Peter Lynch, while perhaps best known for his PEG ratio, also recognized the significance of free cash flow. He favored stocks where real, recurring FCF yield exceeded 5%, which he considered a signal that the company was generating genuine excess cash. Lynch's "hidden gems" were businesses with strong FCF yield, a clean balance sheet, and an under-the-radar growth story that Wall Street had missed.
Investor Comparison
| Investor | FCF Yield Approach | Key Quote |
|---|---|---|
| Warren Buffett | Owner's earnings (net income + D&A − CapEx). Accepts 4–5% initial FCF yield on a high-quality compounder with a long runway. | "We are trying to look at businesses in terms of what kind of cash can they produce." Coca-Cola entry FCF yield ~4%, compounding strongly over time. |
| Terry Smith | High FCFY relative to long-term interest rates — requires FCF yield to exceed Treasury yield by 2–3 points. | "Free cash flow, whether it's used to acquire things, to invest further in the company or we receive it in dividends, that's what we own." |
| Joel Greenblatt | EBIT/EV (enterprise-adjusted earnings yield) in the top decile, combined with high ROIC. Magic Formula targets EBIT/EV above 15%. | "The secret to investing is to figure out the value of something — and then pay a lot less for it." Screens for highest yield + quality combined. |
| Bruce Berkowitz | Deep value: requires FCF yield ≥ 10% as a minimum margin of safety. | "We look at a company's free cash flow relative to its price. Ideally, we look for a free-cash-flow yield of 10% or better." |
| Mohnish Pabrai | Predictable future cash flows modeled over 5 years; buys at a large discount to intrinsic FCF value. | Investment in IPSCO based on explicit multi-year FCF modeling at a steep discount to intrinsic value. |
| Peter Lynch | FCF yield above 5% (free-cash-flow-to-price > 5%) signals excess cash generation. | Favored stocks where FCF yield exceeded 5% with a clean balance sheet — his "hidden gem" profile. |
How to Apply Their Strategy
Each of these investors uses FCF yield differently, but the logic is the same: cash is king, and the price you pay for it determines your return. Five rules of thumb you can use today:
- Buffett rule: Accept a lower initial FCF yield (4–5%) if the business has a wide moat and a long runway of compounding cash flows.
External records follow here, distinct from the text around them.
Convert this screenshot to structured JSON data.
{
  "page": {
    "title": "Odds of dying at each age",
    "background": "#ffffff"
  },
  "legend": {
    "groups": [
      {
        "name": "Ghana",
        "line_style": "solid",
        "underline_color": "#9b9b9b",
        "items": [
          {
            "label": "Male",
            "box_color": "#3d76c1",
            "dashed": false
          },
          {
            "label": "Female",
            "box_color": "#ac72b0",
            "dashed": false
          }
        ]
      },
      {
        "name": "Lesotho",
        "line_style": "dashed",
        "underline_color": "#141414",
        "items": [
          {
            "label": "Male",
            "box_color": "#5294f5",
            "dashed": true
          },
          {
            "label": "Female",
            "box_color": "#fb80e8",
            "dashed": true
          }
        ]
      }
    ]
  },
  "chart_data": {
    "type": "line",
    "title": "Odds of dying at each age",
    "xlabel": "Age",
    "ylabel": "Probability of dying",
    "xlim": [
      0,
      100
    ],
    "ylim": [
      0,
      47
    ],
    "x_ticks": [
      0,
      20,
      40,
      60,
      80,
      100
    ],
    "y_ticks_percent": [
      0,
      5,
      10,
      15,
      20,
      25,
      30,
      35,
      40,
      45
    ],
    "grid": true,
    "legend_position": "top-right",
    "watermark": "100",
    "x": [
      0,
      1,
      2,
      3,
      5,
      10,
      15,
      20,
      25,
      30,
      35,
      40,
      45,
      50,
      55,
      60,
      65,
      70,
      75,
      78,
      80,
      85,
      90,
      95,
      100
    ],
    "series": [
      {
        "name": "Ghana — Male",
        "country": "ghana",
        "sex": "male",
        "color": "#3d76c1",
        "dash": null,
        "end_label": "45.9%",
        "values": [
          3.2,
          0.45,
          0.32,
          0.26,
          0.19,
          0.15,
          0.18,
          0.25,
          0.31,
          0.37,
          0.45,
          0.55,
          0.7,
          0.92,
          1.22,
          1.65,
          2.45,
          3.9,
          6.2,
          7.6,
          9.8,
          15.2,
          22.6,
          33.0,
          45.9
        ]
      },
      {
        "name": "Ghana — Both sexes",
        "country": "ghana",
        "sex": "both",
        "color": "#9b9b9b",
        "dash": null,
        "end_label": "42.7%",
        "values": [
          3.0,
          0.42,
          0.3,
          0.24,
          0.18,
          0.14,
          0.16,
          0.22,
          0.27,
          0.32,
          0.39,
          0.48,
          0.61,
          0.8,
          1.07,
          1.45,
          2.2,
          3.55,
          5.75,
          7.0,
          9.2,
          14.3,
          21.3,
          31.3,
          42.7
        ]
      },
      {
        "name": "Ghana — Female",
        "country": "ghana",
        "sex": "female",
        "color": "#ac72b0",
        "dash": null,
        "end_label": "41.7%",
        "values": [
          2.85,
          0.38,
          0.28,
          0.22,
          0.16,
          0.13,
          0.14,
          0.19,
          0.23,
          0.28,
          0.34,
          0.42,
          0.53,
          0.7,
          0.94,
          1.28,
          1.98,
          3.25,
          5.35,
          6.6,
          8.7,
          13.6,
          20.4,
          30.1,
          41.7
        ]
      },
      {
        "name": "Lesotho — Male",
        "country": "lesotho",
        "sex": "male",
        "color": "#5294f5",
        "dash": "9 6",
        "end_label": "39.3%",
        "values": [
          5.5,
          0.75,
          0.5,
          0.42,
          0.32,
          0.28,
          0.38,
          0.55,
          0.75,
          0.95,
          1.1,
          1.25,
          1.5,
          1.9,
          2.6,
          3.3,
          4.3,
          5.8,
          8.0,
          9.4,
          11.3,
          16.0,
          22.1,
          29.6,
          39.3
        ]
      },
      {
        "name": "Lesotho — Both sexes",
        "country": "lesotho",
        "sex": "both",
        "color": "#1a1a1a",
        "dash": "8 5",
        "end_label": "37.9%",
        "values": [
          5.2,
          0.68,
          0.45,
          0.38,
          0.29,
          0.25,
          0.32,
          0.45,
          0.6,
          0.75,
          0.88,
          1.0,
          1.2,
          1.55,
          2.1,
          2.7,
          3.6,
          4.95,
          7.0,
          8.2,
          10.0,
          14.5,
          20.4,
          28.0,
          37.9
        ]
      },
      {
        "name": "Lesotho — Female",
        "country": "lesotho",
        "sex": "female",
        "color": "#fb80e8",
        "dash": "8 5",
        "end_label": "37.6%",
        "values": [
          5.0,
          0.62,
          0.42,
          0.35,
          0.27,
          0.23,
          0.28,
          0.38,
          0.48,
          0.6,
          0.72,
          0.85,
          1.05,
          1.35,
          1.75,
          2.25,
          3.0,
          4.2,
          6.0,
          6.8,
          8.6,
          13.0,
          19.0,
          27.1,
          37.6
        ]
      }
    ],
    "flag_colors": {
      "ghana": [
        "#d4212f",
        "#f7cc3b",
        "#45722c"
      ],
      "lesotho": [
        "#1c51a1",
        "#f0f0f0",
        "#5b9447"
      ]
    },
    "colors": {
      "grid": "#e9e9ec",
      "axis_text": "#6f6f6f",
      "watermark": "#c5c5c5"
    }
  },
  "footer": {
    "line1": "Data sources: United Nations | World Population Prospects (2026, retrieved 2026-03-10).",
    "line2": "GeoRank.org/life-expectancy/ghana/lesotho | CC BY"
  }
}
- Terry Smith rule: Require FCF yield to exceed the 10-year Treasury yield by at least 2–3 percentage points to compensate for equity risk.
- Greenblatt rule: Use EBIT/EV instead of P/E to compare across capital structures. Target the top decile of earnings yield combined with high ROIC.
- Berkowitz rule: For deep value situations, require FCF yield ≥ 10%. Below that, the margin of safety is thin on a distressed business.
- Lynch rule: A FCF yield above 5% with a clean balance sheet and no accounting red flags is the hidden-gem profile worth investigating.